92,93. “Oysa Rahmâna çocuk edinmek yaraşmaz; çünkü göklerde ve yerde olan her şey Rahmâna baş eğmiş kul olarak gelecektir.”
Halbuki Rahmân çocuk edinmez. Rahmâna evlât edinmek yakışmaz. Çünkü çocuk edinmek bir ihtiyacın, bir acziyetin gereğidir ve Rahmân için böyle bir şey asla söz konusu olamaz. Halbuki göklerdekiler ve yerdekilerin hepsi O’nundur. Göklerde ve yerde, canlı cansız ne varsa hepsi O’nun kulu ve kölesidir, hepsi Onun mülküdür. Göklerde ve yerde ne varsa hepsi O’na boyun büküp itaat etmektedir. Tüm oğullar O’nundur, babalar O’nundur, analar O’nundur, kızlar O’nundur, gökler O’nundur, yerler O’nundur, denizler O’nundur, yıldızlar O’nundur, her şey O’nundur. Her şey Allah’ın kuludur. Tüm varlıklar O’nun iken, tüm yaratıklar O’nun kulu iken bunlardan birini veya bir kaçını kendisine oğul edinmesine ne gerek var da?
94. “Andolsun ki onların adedini bilmiş ve teker, teker saymıştır.”
Andolsun ki Allah; onların adedini bilmiş, ilmiyle, kudretiyle kullarının tamamını kuşatmıştır. Kullarının tümünü bilmektedir Allah. Göklerde ve yerde olan hiçbir şey O’nun ilminden gizli kalamaz. İnsanların, yaratıklarının ihtiyaçlarını en güzel bilen Allah’tır. Onların nasıl yaşamaları gerektiğini, hayatlarını nasıl tanzim etmeleri gerektiğini, hangi kurallara uymaları gerektiğini en iyi bilen Allah’tır. Yâni kullarına nasıl bir kitap göndereceğini, nasıl bir sistem göndereceğini, onları nelerle sorumlu tutacağını en güzel bilen Allah’tır. O’nun emirleri, Onun kanunları bir ilme ve hikmete dayanmaktadır. Onda yanlışlık, onda yanılma kesinlikle yoktur. O Allah ki insanların sadece eylemlerini, amellerini değil aynı zamanda niyetlerini de bilmektedir.
95. “Kıyâmet günü hepsi O’na tek olarak gelecektir.”
Herkes yalnız başına gelecektir Onun huzuruna. Tek başına hesaba çekilecektir.
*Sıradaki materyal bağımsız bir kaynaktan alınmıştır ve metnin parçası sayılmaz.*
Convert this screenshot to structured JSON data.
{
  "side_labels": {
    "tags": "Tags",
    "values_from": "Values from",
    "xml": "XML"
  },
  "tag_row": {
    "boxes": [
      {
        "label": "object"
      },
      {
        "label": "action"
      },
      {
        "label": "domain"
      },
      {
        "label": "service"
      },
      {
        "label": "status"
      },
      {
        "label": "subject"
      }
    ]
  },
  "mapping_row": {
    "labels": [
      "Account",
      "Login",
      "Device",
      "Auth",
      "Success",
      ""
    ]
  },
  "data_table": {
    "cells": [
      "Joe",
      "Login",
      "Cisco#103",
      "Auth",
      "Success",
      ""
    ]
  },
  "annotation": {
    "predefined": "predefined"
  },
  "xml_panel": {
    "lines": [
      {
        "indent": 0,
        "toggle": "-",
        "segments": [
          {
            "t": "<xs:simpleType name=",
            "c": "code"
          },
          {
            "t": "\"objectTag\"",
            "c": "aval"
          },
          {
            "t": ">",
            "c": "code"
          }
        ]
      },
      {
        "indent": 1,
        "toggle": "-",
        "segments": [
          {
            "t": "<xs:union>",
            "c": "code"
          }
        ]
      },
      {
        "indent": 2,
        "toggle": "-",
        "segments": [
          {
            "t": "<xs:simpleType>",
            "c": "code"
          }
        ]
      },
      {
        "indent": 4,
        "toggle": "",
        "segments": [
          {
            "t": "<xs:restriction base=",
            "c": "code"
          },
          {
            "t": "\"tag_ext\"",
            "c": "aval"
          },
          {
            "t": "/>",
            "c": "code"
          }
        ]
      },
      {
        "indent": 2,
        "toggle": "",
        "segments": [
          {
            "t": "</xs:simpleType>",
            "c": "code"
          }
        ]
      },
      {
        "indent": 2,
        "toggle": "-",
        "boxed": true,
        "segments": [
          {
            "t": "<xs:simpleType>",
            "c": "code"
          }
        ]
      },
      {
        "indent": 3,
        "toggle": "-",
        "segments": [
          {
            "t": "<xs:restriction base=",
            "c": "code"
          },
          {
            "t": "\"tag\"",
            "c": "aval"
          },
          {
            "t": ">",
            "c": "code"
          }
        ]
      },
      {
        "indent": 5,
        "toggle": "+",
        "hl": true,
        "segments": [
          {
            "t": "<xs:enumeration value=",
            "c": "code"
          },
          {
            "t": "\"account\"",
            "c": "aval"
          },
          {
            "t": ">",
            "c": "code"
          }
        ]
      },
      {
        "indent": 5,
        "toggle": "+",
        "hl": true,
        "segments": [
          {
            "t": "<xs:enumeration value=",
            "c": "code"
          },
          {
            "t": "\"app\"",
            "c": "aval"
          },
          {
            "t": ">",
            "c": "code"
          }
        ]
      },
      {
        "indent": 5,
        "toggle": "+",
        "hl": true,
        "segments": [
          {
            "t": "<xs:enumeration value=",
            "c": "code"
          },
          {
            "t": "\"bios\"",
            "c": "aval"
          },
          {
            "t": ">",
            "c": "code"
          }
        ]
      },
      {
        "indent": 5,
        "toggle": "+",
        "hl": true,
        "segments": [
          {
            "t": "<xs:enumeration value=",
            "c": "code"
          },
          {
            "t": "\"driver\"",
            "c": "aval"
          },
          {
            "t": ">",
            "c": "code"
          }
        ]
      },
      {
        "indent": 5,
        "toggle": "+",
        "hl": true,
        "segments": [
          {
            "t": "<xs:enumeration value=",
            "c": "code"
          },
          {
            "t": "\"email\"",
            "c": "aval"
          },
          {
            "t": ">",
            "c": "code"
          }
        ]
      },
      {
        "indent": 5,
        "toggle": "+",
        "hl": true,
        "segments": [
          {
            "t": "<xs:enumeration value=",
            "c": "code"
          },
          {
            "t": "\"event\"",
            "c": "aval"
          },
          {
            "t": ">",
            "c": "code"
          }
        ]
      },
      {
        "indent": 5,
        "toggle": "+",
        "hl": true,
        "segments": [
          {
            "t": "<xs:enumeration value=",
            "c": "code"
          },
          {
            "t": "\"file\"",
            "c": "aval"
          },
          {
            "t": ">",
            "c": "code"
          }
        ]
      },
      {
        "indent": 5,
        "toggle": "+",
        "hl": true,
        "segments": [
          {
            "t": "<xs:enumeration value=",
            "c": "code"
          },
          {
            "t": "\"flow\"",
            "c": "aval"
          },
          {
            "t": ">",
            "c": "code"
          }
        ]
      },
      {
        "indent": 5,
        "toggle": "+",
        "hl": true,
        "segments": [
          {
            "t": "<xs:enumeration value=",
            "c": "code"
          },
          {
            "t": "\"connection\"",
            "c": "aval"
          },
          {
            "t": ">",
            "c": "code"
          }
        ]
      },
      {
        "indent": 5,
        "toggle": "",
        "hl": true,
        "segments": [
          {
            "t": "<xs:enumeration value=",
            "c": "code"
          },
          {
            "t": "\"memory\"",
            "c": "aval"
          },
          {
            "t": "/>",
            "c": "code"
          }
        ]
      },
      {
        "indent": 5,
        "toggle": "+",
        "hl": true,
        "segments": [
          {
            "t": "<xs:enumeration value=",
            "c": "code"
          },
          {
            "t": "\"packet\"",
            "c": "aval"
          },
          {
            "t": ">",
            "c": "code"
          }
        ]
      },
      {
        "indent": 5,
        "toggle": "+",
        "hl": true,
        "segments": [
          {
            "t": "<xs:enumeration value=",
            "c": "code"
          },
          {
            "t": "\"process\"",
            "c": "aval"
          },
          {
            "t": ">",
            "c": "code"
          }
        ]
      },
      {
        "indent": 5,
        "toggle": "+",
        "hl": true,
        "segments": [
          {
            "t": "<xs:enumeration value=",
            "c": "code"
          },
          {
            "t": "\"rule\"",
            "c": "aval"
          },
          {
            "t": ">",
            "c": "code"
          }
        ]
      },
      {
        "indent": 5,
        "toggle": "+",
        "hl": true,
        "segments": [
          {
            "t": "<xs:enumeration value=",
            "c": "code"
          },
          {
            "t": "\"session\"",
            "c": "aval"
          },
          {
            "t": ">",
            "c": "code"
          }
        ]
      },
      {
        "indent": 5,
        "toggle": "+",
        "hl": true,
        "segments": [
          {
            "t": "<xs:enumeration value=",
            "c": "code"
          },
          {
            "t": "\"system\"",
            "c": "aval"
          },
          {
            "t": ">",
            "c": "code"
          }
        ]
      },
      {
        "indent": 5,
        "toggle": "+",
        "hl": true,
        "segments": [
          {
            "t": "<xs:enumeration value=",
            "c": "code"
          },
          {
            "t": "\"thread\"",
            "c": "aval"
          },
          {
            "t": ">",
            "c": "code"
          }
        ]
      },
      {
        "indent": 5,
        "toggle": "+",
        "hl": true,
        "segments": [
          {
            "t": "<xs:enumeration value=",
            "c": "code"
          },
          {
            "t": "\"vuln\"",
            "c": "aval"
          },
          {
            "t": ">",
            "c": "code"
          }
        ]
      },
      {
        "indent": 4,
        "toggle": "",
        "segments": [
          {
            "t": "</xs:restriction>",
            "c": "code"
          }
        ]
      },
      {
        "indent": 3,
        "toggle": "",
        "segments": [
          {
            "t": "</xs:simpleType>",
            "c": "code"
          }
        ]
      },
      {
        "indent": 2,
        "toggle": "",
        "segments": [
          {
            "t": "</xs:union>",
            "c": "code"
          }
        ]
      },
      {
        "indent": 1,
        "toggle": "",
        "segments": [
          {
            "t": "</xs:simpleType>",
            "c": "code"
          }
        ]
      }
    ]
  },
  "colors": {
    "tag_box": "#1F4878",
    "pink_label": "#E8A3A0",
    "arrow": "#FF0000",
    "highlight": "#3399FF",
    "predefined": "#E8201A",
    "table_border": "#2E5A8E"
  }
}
Krallar yalnız, kraliçeler yalnız, ağalar, paşalar yalnız, hacılar, hocalar yalnız olarak gelecekler.
96. “İnanıp yararlı iş işleyenleri Rahmân sevgili kılacaktır.”
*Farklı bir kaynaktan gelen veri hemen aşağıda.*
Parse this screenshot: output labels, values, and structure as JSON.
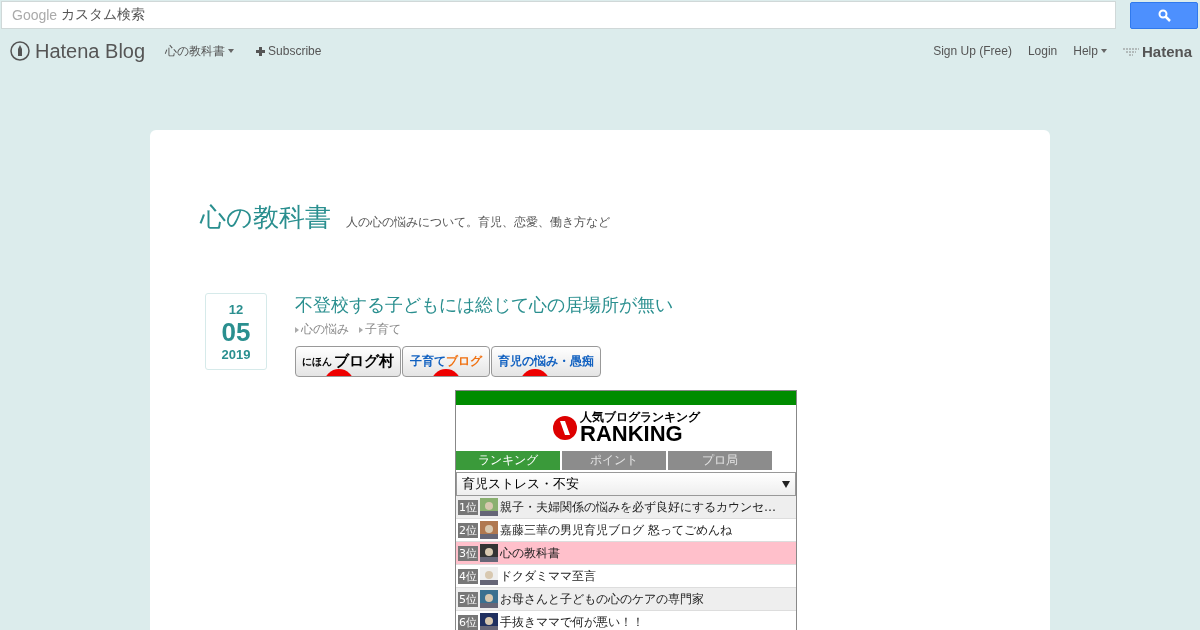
{
  "search": {
    "brand": "Google",
    "placeholder": "カスタム検索"
  },
  "navbar": {
    "logo": "Hatena Blog",
    "blog_menu": "心の教科書",
    "subscribe": "Subscribe",
    "links": [
      "Sign Up (Free)",
      "Login",
      "Help"
    ],
    "brand": "Hatena"
  },
  "blog": {
    "title": "心の教科書",
    "description": "人の心の悩みについて。育児、恋愛、働き方など"
  },
  "entry": {
    "date": {
      "month": "12",
      "day": "05",
      "year": "2019"
    },
    "title": "不登校する子どもには総じて心の居場所が無い",
    "categories": [
      "心の悩み",
      "子育て"
    ],
    "banners": [
      {
        "kind": "village",
        "small": "にほん",
        "label": "ブログ村"
      },
      {
        "kind": "parenting",
        "label": "子育て",
        "accent": "ブログ"
      },
      {
        "kind": "worry",
        "label": "育児の悩み・愚痴"
      }
    ]
  },
  "ranking": {
    "small": "人気ブログランキング",
    "logo": "RANKING",
    "tabs": [
      {
        "label": "ランキング",
        "selected": true
      },
      {
        "label": "ポイント",
        "selected": false
      },
      {
        "label": "プロ局",
        "selected": false
      }
    ],
    "category": "育児ストレス・不安",
    "rows": [
      {
        "rank": "1位",
        "title": "親子・夫婦関係の悩みを必ず良好にするカウンセ…",
        "selected": false
      },
      {
        "rank": "2位",
        "title": "嘉藤三華の男児育児ブログ 怒ってごめんね",
        "selected": false
      },
      {
        "rank": "3位",
        "title": "心の教科書",
        "selected": true
      },
      {
        "rank": "4位",
        "title": "ドクダミママ至言",
        "selected": false
      },
      {
        "rank": "5位",
        "title": "お母さんと子どもの心のケアの専門家",
        "selected": false
      },
      {
        "rank": "6位",
        "title": "手抜きママで何が悪い！！",
        "selected": false
      }
    ]
  }
}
Allah’a, Allah’ın dinine, Allah’tan gelenlere Allah’ın istediği şe-kilde îman eden ve bu îmanlarını söz planında, iddia planında bırakmayarak amele dönüştüren, îman kaynaklı bir hayat yaşayan, hayatlarını îmanlarıyla düzenleyen, sâlih ameller işleyen, fıtratlarına uygun hareketlerde bulunan müminleri sevgili kılacağım diyor Rabbimiz. Ben onlar için bir sevgi peyda edeceğim. Yeryüzünde kullarımın kalplerine onların sevgisini koyacağım, herkes onları sevecek diyor Rabbimiz. Allah sevdiği sâlih kullarına onların güzel amellerinin elbisesini giydirir, amellerinin, ahlaklarının kisvesine büründürür de onları herkese sevdirir. Herkes onları, herkes saygı duyar onlara. Rasulullah efendimiz de bir hadislerinde: “…Cebrâil’e emrederek ben falan falan kullarımı seviyorum, sen de sev ve onları yerdekilere sevdir” buyurduğunu anlatır.
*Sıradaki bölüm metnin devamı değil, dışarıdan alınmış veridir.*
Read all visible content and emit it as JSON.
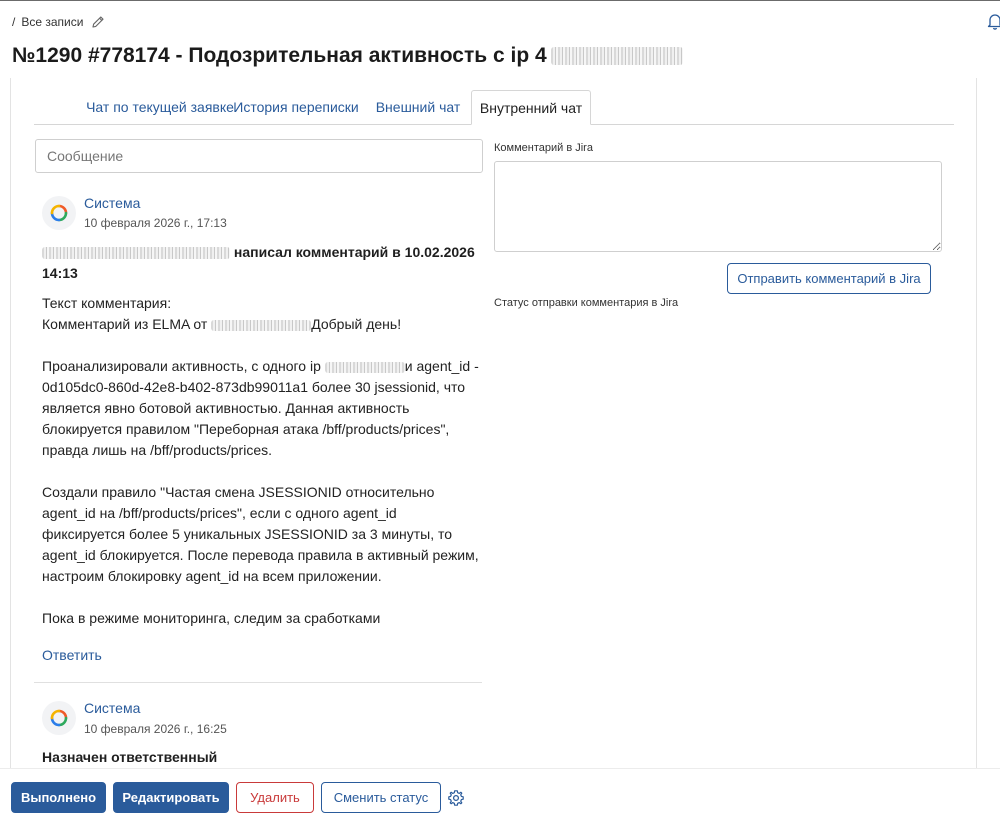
{
  "header": {
    "breadcrumb_sep": "/",
    "breadcrumb": "Все записи",
    "title": "№1290 #778174 - Подозрительная активность с ip 4"
  },
  "tabs": [
    {
      "label": "Чат по текущей заявке",
      "active": false
    },
    {
      "label": "История переписки",
      "active": false
    },
    {
      "label": "Внешний чат",
      "active": false
    },
    {
      "label": "Внутренний чат",
      "active": true
    }
  ],
  "message_input": {
    "placeholder": "Сообщение",
    "value": ""
  },
  "feed": [
    {
      "author": "Система",
      "date": "10 февраля 2026 г., 17:13",
      "headline_suffix": " написал комментарий в 10.02.2026 14:13",
      "body": {
        "line1": "Текст комментария:",
        "line2_prefix": "Комментарий из ELMA от ",
        "line2_suffix": "Добрый день!",
        "p2_prefix": "Проанализировали активность, с одного ip ",
        "p2_suffix": "и agent_id - 0d105dc0-860d-42e8-b402-873db99011a1 более 30 jsessionid, что является явно ботовой активностью.  Данная активность блокируется правилом \"Переборная атака /bff/products/prices\", правда лишь на /bff/products/prices.",
        "p3": "Создали правило \"Частая смена JSESSIONID относительно agent_id на /bff/products/prices\", если с одного agent_id фиксируется более 5 уникальных JSESSIONID за 3 минуты, то agent_id блокируется. После перевода правила в активный режим, настроим блокировку agent_id на всем приложении.",
        "p4": "Пока в режиме мониторинга, следим за сработками"
      },
      "reply_label": "Ответить"
    },
    {
      "author": "Система",
      "date": "10 февраля 2026 г., 16:25",
      "headline": "Назначен ответственный"
    }
  ],
  "jira": {
    "label": "Комментарий в Jira",
    "textarea_value": "",
    "send_label": "Отправить комментарий в Jira",
    "status_label": "Статус отправки комментария в Jira"
  },
  "footer": {
    "done_label": "Выполнено",
    "edit_label": "Редактировать",
    "delete_label": "Удалить",
    "status_label": "Сменить статус"
  },
  "icons": {
    "edit": "pencil-icon",
    "bell": "bell-icon",
    "settings": "gear-icon",
    "avatar": "system-logo-icon"
  },
  "colors": {
    "link": "#2a5b9b",
    "primary_button": "#2a5b9b",
    "danger": "#c93a3a"
  }
}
- “Ey Muhammed! Biz Kur’an’ı Allah’a karşı gelmekten sakınanları müjdelemek ve inatçı milleti uyarman için senin dilinde indirerek kolaylaştırdık.”
Evet ondan öğüt almak isteyen, onunla yol bulmak, hayat programlarını ona sormak, hayatlarının tüm problemlerini onunla çözümlemek ve de sonunda cennete, Allah’ın lütfuna ulaşmak isteyenleri cennetle, Allah’ın rızasıyla müjdelemen ve inatçı, Allah’a kulluğa yanaşmayan, yolunu Allah’a sormak istemeyenleri de ateşle, cehennemle uyarman için biz bu Kur’an’ı senin lisânında kolaylaştırdık di-yor Rabbimiz.
Rasulullah efendimizin dilinde kolaylaştırılmıştır. Okunması kolay, öğrenilmesi kolay, anlaşılması kolay, ezberlenmesi kolay, uygulanması kolay, yaşanması kolay, istediği hayat kolay, her şeyi çok kolaydır. Allah onu bizim için kolaylaştırmıştır. Belki onu okurlar, anlarlar, zikrederler, zikir haline getirirler, hatırlarlar, kafalarında kalplerinde canlı tutarlar da hayatlarını onunla düzenlerler diye. Belki onu tezkira yaparlar, kafalarında kalplerinde hayat programı yaparlar da, haftalık ders programı gibi, günlük, aylık, haftalık sürekli bakılacak bir konuma getirirler diye Allah bizim için onu kolaylaştırmıştır. Kur’an öyle olmalıdır zaten. Kur’an anlaşılıp hayat onunla düzenlenecek ve kafalarda ve kalplerde canlı tutulacaktır. Çünkü hayat programıdır o. Ona bakılmadan, ona sorulmadan hayat yaşanmamalıdır. Çünkü bu kitap hayatımızın her bir saniyesinde bize yol gösterecek bir kitaptır.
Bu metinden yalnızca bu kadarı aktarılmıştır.